This is an edited version of Chapter 5. The price from my book Advanced Introduction to Digital Marketing (2022), UK: Edward Elgar. It reviews and synthesizes the academic literature (mainly from marketing, but also from associated fields) on pricing in digital contexts.
Pricing decisions are among the few marketing decisions that bring in revenue for the brand, and because price exerts greater leverage than other profit drivers like costs or sales revenue, even small price changes can impact profit significantly, for increases as well as decreases (Dholakia, 2017). For consumers, not only is the price a crucial variable during decision making, but it also affects other stages of the digital customer journey in the CCDM framework, acting variously as a form of knowledge, a signifier of value and cultural meaning, a conveyor of social identity, and a means to exert influence during the buying process (Dholakia, 2019). Digital technology affects all these price characteristics, making prices more accessible and therefore, potentially more transparent, cheaper to change, and therefore more dynamic and short-lived. It allows the implementation of digitally-centric pricing structures like subscriptions, metered pricing, and auctions and enables customers to play a greater role in determining the price. These and other impacts of digital technology on prices and pricing strategy have been studied extensively by marketing scholars and are considered in this chapter.
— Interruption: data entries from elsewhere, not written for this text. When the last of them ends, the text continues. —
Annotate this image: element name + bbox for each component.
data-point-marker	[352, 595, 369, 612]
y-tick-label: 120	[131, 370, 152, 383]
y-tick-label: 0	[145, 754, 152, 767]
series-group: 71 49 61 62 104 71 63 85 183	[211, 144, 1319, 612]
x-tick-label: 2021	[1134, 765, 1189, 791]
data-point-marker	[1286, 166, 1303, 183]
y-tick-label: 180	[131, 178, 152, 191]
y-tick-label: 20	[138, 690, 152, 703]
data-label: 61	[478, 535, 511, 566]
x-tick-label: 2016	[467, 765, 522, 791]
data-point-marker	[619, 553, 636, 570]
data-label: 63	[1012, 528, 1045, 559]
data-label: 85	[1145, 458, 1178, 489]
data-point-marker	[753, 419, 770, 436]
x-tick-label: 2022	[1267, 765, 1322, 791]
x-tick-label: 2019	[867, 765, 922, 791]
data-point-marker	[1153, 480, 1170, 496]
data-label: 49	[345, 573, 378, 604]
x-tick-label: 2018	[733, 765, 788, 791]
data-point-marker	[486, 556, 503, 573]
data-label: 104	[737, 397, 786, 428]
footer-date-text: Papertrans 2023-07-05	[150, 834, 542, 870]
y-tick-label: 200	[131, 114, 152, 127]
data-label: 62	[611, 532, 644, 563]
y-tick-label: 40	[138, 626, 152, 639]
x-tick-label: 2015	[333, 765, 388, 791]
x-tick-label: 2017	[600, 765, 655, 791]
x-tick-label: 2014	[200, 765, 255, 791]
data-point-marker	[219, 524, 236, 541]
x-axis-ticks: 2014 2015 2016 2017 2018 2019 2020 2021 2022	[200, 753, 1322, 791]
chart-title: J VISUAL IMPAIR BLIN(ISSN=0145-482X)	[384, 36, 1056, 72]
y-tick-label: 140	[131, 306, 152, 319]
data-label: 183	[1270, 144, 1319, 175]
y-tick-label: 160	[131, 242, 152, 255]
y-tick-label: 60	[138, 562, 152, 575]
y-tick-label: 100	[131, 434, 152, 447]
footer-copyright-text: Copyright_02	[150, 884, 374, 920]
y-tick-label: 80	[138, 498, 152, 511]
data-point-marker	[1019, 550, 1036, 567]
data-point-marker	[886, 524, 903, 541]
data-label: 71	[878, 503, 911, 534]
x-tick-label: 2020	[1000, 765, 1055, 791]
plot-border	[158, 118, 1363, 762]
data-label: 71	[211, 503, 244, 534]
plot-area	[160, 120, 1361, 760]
Price Dispersion and Price Transparency
From the early days of digital marketing, business scholars have cautioned that the abundant and easy availability of price information online would hurt the value of brands. By making prices and their inputs readily available to customers, the internet would reduce price dispersion (Brynjolfsson & Smith, 2000; Clay, Krishnan, & Wolfe, 2001; Pan, Ratchford, & Shankar, 2004) and increase price transparency (Sinha, 2000). These early discussions predicted that during the research, evaluation, and buying process, customers would give greater weight to the price than to other product attributes. They would compare prices across digital channels, choose the lowest-priced seller, leading to price premium and margin erosion even for strong brands (Bakos, 1997; Sinha, 2000; Tang & Xing, 2001).